The greatest stock run since 2008’s halfway-down bounce. The greatest short-squeeze since March 2009 lows. The greatest oil win streak in history… and the best start to a year for the S&P 500 since 2003? Everything sounds awesome, right?
Well, since The Fed hiked rates in December, stocks are actually unchanged…
So, as former fund manager and FX trader Richard Breslow notes, the good news is you really haven’t missed anything… but the bad news is that markets trade like a mess.
Via Bloomberg,
This all remains very much a work in progress, so beware of serially jumping to conclusions. Any of them. Any individual economy, let alone the global economy, simply can’t lurch from growth fears one day to budding optimism the next. And the same is true of a whole host of other systemically important issues investors are grappling with.
In the course of today’s European morning we saw EUR/GBP rally on negative comments about where things stand on Brexit. We saw it crash off on a headline about a delay in the process. It quickly bounced back on the denial headlines. Then there were the analyst comments that a delay would be nice in the short run but not a “big game changer.” And after all the drama, the currency pair went back to flat on the day. Right in the middle of the same range we’ve watched play out for over a month.
That’s just one stark example of how many other assets have been trading. And even those that have been directionally moving have mostly just managed to return to levels that are very familiar. The Australian dollar is up quite handily this morning on “trade optimism.” It remains in a channel downtrend and sits between two moving averages. Both of which have proven their meaningfulness.
West Texas crude has been behaving like a champ this month. It’s hard not to be impressed. But it’s now sitting right in the middle of that pesky $50-$55/bbl range that raises ambiguity about whether it’s rejecting a false breakdown at the end of December or preparing to do something more dramatic to the upside.
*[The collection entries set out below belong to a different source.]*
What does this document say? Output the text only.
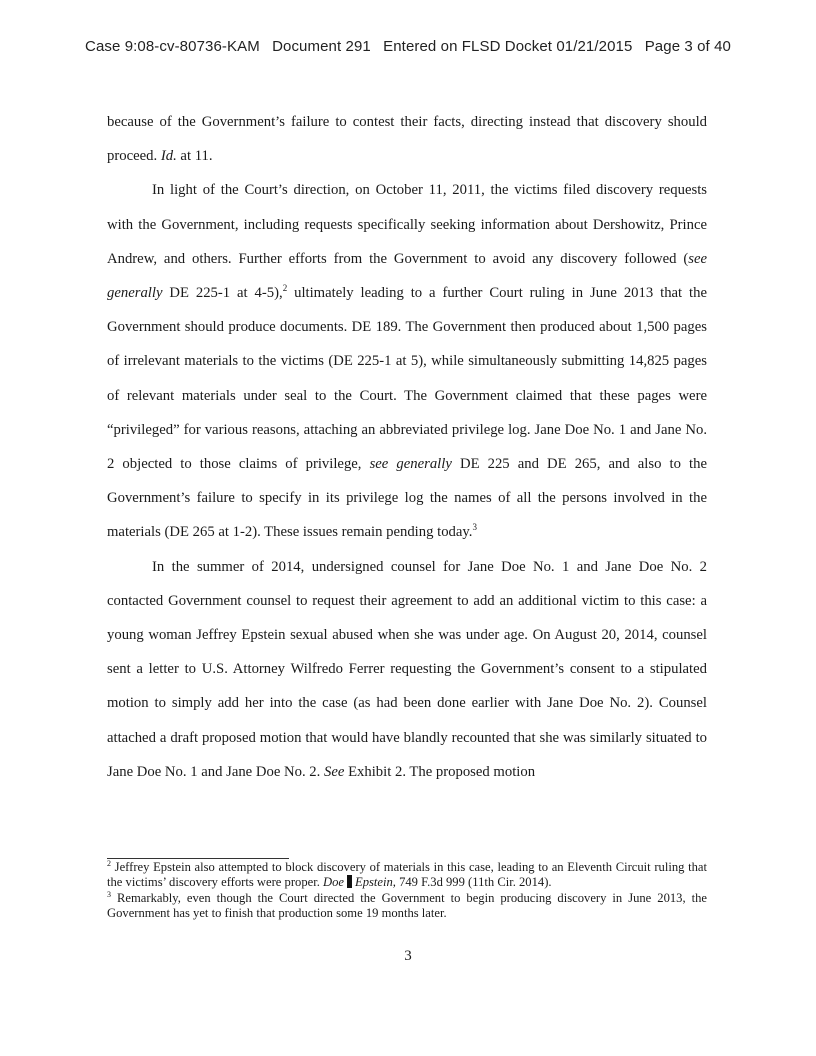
Case 9:08-cv-80736-KAM Document 291 Entered on FLSD Docket 01/21/2015 Page 3 of 40

because of the Government’s failure to contest their facts, directing instead that discovery should proceed. Id. at 11.

In light of the Court’s direction, on October 11, 2011, the victims filed discovery requests with the Government, including requests specifically seeking information about Dershowitz, Prince Andrew, and others. Further efforts from the Government to avoid any discovery followed (see generally DE 225-1 at 4-5),$^2$ ultimately leading to a further Court ruling in June 2013 that the Government should produce documents. DE 189. The Government then produced about 1,500 pages of irrelevant materials to the victims (DE 225-1 at 5), while simultaneously submitting 14,825 pages of relevant materials under seal to the Court. The Government claimed that these pages were “privileged” for various reasons, attaching an abbreviated privilege log. Jane Doe No. 1 and Jane No. 2 objected to those claims of privilege, see generally DE 225 and DE 265, and also to the Government’s failure to specify in its privilege log the names of all the persons involved in the materials (DE 265 at 1-2). These issues remain pending today.$^3$

In the summer of 2014, undersigned counsel for Jane Doe No. 1 and Jane Doe No. 2 contacted Government counsel to request their agreement to add an additional victim to this case: a young woman Jeffrey Epstein sexual abused when she was under age. On August 20, 2014, counsel sent a letter to U.S. Attorney Wilfredo Ferrer requesting the Government’s consent to a stipulated motion to simply add her into the case (as had been done earlier with Jane Doe No. 2). Counsel attached a draft proposed motion that would have blandly recounted that she was similarly situated to Jane Doe No. 1 and Jane Doe No. 2. See Exhibit 2. The proposed motion

$^2$ Jeffrey Epstein also attempted to block discovery of materials in this case, leading to an Eleventh Circuit ruling that the victims’ discovery efforts were proper. Doe Epstein, 749 F.3d 999 (11th Cir. 2014).

$^3$ Remarkably, even though the Court directed the Government to begin producing discovery in June 2013, the Government has yet to finish that production some 19 months later.

3
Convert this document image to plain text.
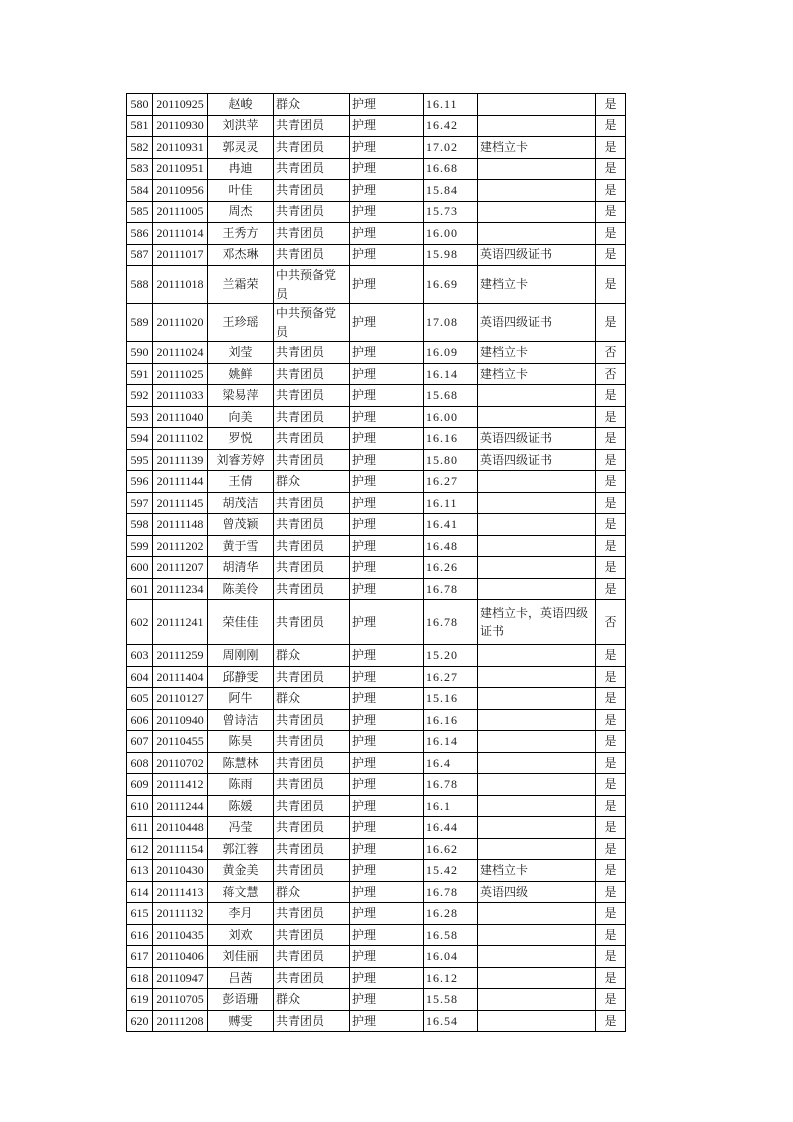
580	20110925	赵峻	群众	护理	16.11		是
581	20110930	刘洪苹	共青团员	护理	16.42		是
582	20110931	郭灵灵	共青团员	护理	17.02	建档立卡	是
583	20110951	冉迪	共青团员	护理	16.68		是
584	20110956	叶佳	共青团员	护理	15.84		是
585	20111005	周杰	共青团员	护理	15.73		是
586	20111014	王秀方	共青团员	护理	16.00		是
587	20111017	邓杰琳	共青团员	护理	15.98	英语四级证书	是
588	20111018	兰霜荣	中共预备党员	护理	16.69	建档立卡	是
589	20111020	王珍瑶	中共预备党员	护理	17.08	英语四级证书	是
590	20111024	刘莹	共青团员	护理	16.09	建档立卡	否
591	20111025	姚鲜	共青团员	护理	16.14	建档立卡	否
592	20111033	梁易萍	共青团员	护理	15.68		是
593	20111040	向美	共青团员	护理	16.00		是
594	20111102	罗悦	共青团员	护理	16.16	英语四级证书	是
595	20111139	刘睿芳婷	共青团员	护理	15.80	英语四级证书	是
596	20111144	王倩	群众	护理	16.27		是
597	20111145	胡茂洁	共青团员	护理	16.11		是
598	20111148	曾茂颖	共青团员	护理	16.41		是
599	20111202	黄于雪	共青团员	护理	16.48		是
600	20111207	胡清华	共青团员	护理	16.26		是
601	20111234	陈美伶	共青团员	护理	16.78		是
602	20111241	荣佳佳	共青团员	护理	16.78	建档立卡，英语四级证书	否
603	20111259	周刚刚	群众	护理	15.20		是
604	20111404	邱静雯	共青团员	护理	16.27		是
605	20110127	阿牛	群众	护理	15.16		是
606	20110940	曾诗洁	共青团员	护理	16.16		是
607	20110455	陈昊	共青团员	护理	16.14		是
608	20110702	陈慧林	共青团员	护理	16.4		是
609	20111412	陈雨	共青团员	护理	16.78		是
610	20111244	陈媛	共青团员	护理	16.1		是
611	20110448	冯莹	共青团员	护理	16.44		是
612	20111154	郭江蓉	共青团员	护理	16.62		是
613	20110430	黄金美	共青团员	护理	15.42	建档立卡	是
614	20111413	蒋文慧	群众	护理	16.78	英语四级	是
615	20111132	李月	共青团员	护理	16.28		是
616	20110435	刘欢	共青团员	护理	16.58		是
617	20110406	刘佳丽	共青团员	护理	16.04		是
618	20110947	吕茜	共青团员	护理	16.12		是
619	20110705	彭语珊	群众	护理	15.58		是
620	20111208	赙雯	共青团员	护理	16.54		是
Equities are acting out their own version of nothing-is-definitively-settled drama. Up nicely on the month. Everyone is happy. Or they would be if they hadn’t been caught with an underweight exposure. But so far the indexes have stalled out right below resistance. It’s easy to be bullish and also to look at a chart and see how stocks imploded from these same prices a month ago.
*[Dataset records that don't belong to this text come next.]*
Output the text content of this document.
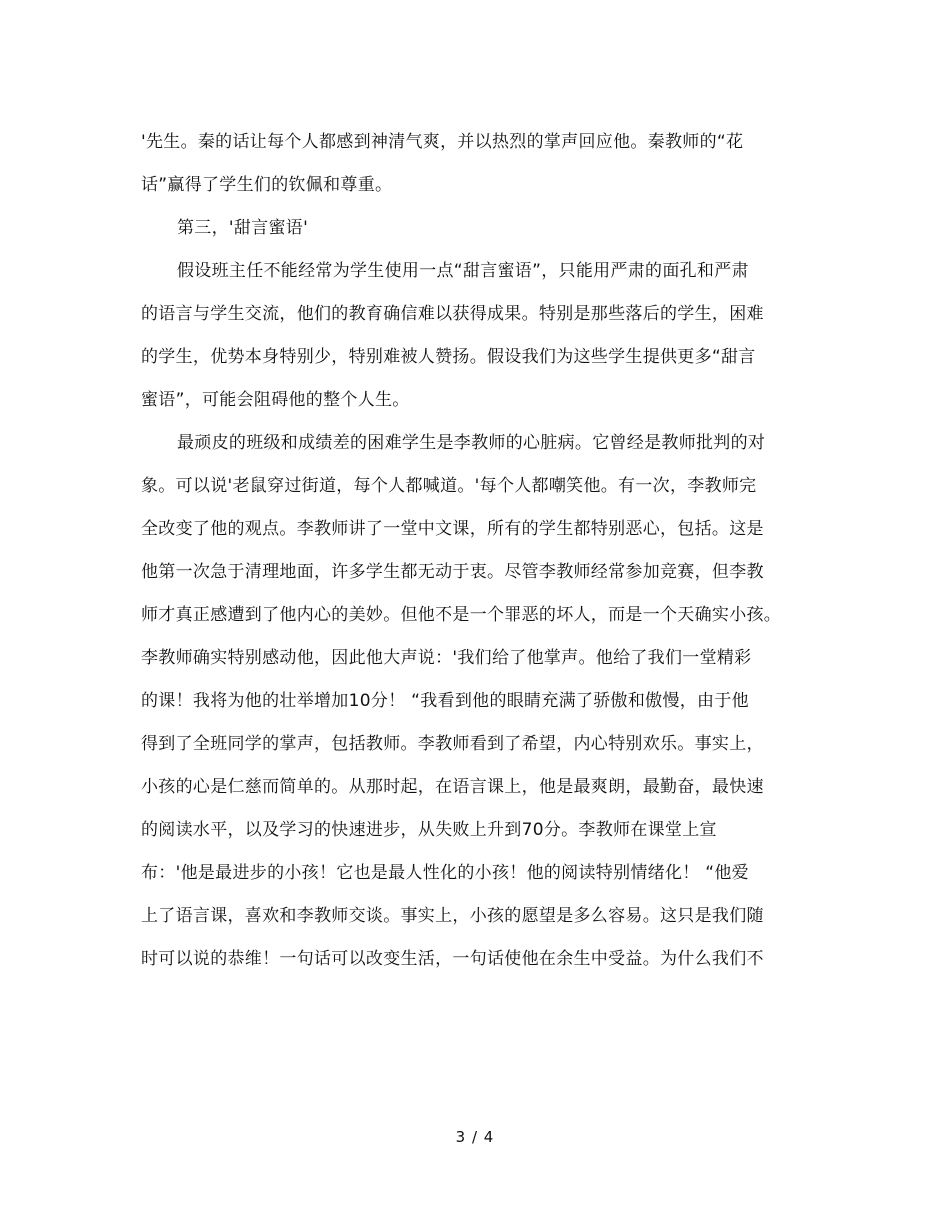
'先生。秦的话让每个人都感到神清气爽，并以热烈的掌声回应他。秦教师的“花
话”赢得了学生们的钦佩和尊重。
第三，'甜言蜜语'
假设班主任不能经常为学生使用一点“甜言蜜语”，只能用严肃的面孔和严肃
的语言与学生交流，他们的教育确信难以获得成果。特别是那些落后的学生，困难
的学生，优势本身特别少，特别难被人赞扬。假设我们为这些学生提供更多“甜言
蜜语”，可能会阻碍他的整个人生。
最顽皮的班级和成绩差的困难学生是李教师的心脏病。它曾经是教师批判的对
象。可以说'老鼠穿过街道，每个人都喊道。'每个人都嘲笑他。有一次，李教师完
全改变了他的观点。李教师讲了一堂中文课，所有的学生都特别恶心，包括。这是
他第一次急于清理地面，许多学生都无动于衷。尽管李教师经常参加竞赛，但李教
师才真正感遭到了他内心的美妙。但他不是一个罪恶的坏人，而是一个天确实小孩。
李教师确实特别感动他，因此他大声说：'我们给了他掌声。他给了我们一堂精彩
的课！我将为他的壮举增加10分！ “我看到他的眼睛充满了骄傲和傲慢，由于他
得到了全班同学的掌声，包括教师。李教师看到了希望，内心特别欢乐。事实上，
小孩的心是仁慈而简单的。从那时起，在语言课上，他是最爽朗，最勤奋，最快速
的阅读水平，以及学习的快速进步，从失败上升到70分。李教师在课堂上宣
布：'他是最进步的小孩！它也是最人性化的小孩！他的阅读特别情绪化！ “他爱
上了语言课，喜欢和李教师交谈。事实上，小孩的愿望是多么容易。这只是我们随
时可以说的恭维！一句话可以改变生活，一句话使他在余生中受益。为什么我们不
3 / 4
None of this is meant to try to be depressing. Quite the opposite. It seems like this is one of those years when traders aren’t going to be forced from the get-go to pay or sell extremes to get involved. It may be frustrating but it’s also less scary.
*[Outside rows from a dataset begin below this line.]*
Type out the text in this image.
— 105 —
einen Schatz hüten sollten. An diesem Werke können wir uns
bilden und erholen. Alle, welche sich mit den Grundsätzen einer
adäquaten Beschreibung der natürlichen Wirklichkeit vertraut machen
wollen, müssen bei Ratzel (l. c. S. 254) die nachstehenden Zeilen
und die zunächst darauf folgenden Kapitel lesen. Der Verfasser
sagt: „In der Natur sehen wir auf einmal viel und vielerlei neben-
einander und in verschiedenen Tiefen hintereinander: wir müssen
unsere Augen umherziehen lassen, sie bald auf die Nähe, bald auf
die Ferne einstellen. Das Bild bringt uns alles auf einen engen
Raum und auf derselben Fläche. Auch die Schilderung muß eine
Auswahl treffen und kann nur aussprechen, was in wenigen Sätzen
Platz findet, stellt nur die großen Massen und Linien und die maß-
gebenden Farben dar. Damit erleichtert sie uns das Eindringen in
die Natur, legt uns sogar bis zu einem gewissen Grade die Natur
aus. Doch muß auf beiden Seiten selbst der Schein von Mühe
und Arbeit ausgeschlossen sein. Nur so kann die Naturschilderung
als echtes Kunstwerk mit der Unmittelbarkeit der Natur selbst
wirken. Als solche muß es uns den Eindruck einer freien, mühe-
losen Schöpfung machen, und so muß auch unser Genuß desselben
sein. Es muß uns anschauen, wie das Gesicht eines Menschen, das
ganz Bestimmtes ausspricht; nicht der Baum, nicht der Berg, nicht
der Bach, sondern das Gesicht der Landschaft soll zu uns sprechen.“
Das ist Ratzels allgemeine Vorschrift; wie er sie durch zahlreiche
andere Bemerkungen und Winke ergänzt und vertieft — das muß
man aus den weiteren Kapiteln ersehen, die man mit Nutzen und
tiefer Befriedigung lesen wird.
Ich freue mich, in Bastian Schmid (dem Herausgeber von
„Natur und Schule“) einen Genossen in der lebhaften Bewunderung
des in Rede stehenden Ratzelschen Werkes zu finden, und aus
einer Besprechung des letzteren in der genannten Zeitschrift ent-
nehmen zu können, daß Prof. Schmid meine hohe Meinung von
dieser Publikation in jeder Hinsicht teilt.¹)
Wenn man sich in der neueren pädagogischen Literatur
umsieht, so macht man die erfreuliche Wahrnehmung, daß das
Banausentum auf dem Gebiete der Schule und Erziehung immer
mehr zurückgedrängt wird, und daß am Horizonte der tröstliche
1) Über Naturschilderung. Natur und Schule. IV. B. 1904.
It’s a product of the fact that so many important and market-impactful issues remain completely unresolved. You get a chance to watch events unfold and make your own judgments without that nagging fear that everyone else knows something that you don’t. And people have, so far, apparently resisted the impulse to get too far out over their skis.
I’m beginning to wonder whether we may have to settle into a period of violent range trading while awaiting greater clarity. Which means there are tremendous opportunities out there if you remain both skeptical and open-minded.